To this date, no common understanding or uniform definition of corporate governance exists anywhere in the world.
In Switzerland, the preamble of the Swiss Code of Best Practice for Corporate Governance which has been in place since mid-2002 can be consulted for a description:
“Corporate governance encompasses the full range of principles directed towards shareholders’ interest seeking a good balance between direction and control and transparency at the top company level while maintaining decision-making capacity and efficiency.”
In Switzerland, three primary thematic clusters are discussed in connection with good corporate governance:
- the appropriateness of remuneration given to members of the board of directors and executive management and the disclosure thereof
- joint functions involving the head of executive management and the chairman of the board of directors
- the “correct” composition of the board of directors and executive management in terms of diversity-related factors (with regard to the knowledge, experience, gender, age, origin, etc. of the members)
So far the principles of corporate governance have not only been incorporated into a few individual regulations in the Swiss Code of Obligations but Swiss companies, as well, within the scope of stock exchange and self regulation.
- In 2002 economiesuisse published a Swiss Code of Best Practice for Corporate Governance, which was revised in 2014 after an initial adjustment in 2007. It sets guidelines for public limited companies with listed shares or bonds that can be adhered to on a voluntary basis.
- Also in 2002, the SIX Swiss Exchange issued a “Directive on Information Relating to Corporate Governance”. This directive obligates issuers to publish important aspects of their company’s top level of management (or to provide substantiated justification why this information is not published = “comply or explain” principle). Similar to the Swiss Code of Best Practice for Corporate Governance, this directive was revised in 2007 and 2014.

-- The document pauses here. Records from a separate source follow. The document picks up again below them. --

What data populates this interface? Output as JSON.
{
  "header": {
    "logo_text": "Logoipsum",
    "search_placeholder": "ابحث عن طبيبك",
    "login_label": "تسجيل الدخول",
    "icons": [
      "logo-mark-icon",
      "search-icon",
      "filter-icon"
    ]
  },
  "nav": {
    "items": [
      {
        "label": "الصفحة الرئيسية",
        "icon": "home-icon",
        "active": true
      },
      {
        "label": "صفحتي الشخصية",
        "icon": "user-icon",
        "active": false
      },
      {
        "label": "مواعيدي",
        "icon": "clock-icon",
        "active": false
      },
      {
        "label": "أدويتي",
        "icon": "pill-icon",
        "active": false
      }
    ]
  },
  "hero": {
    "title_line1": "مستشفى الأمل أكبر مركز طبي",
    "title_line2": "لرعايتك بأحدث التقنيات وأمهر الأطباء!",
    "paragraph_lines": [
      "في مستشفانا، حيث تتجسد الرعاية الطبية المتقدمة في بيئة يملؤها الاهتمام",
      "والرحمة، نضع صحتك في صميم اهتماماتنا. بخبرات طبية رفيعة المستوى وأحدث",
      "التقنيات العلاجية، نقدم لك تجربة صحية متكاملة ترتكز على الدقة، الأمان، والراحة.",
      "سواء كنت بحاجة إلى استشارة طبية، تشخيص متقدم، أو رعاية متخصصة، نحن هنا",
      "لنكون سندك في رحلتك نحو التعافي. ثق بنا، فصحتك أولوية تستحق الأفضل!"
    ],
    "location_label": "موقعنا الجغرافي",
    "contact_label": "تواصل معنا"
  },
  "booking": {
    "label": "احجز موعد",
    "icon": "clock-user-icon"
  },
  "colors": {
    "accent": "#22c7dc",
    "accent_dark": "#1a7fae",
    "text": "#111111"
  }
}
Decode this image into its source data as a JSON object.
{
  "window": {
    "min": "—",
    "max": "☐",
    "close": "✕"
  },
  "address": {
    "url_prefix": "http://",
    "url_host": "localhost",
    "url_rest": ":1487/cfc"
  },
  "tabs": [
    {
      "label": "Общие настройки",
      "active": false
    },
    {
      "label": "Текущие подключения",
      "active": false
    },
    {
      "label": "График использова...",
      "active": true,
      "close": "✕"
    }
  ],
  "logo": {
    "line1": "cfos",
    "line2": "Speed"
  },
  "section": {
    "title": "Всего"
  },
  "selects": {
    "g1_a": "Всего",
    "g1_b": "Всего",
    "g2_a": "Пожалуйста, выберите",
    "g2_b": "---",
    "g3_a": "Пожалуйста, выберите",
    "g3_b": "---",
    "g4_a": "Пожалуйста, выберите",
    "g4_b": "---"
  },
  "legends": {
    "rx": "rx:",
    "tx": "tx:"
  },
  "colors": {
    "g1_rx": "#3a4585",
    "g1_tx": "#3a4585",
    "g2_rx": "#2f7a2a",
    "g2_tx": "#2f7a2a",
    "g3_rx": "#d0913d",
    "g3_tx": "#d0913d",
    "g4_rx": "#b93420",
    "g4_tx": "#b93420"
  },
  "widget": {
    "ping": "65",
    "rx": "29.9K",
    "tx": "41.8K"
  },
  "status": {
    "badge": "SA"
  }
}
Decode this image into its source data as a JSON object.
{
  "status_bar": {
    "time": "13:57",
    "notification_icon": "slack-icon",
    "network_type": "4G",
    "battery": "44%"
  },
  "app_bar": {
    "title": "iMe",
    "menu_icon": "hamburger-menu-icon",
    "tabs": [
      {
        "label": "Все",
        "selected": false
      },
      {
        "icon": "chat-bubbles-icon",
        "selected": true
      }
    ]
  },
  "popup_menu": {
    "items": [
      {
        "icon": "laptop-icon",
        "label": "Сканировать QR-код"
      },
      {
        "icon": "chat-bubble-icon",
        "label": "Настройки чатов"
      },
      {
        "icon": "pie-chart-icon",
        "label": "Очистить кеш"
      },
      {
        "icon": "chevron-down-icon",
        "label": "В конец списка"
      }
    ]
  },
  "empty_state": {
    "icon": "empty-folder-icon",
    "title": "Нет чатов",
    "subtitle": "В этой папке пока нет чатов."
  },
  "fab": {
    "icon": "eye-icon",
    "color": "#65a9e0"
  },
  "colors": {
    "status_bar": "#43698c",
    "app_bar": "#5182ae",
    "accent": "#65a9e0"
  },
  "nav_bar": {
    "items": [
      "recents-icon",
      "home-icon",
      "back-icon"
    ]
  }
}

- The Ordinance against excessive compensation in listed companies (VegüV) entered into force on 1 January 2014. The provisions of VegüV are applicable to all Swiss corporations whose shares are listed on a stock exchange in Switzerland or abroad. The ordinance mainly strengthens the rights of the shareholders. Thus, the general assembly approves annually the total remuneration to the board of directors, the executive management and the advisory board. Further, there will be annual elections of each member of the board of directors, the chairman, the members of the compensation committee and the independent voting proxy. VegüV also covers what kind of compensations for members of the board of directors, the executive committee and the advisory board are permissible. Furthermore, the board of directors of companies concerned must additionally provide a compensation report to the General Assembly.
While the corporate governance framework is largely determined by the legislator and a company’s owners, its concrete structure is the responsibility of the board of directors. The board must ensure that equilibrium exists between the owners and the management, regardless of whether this equilibrium is achieved through regulations designed for that purpose or the tone at the top.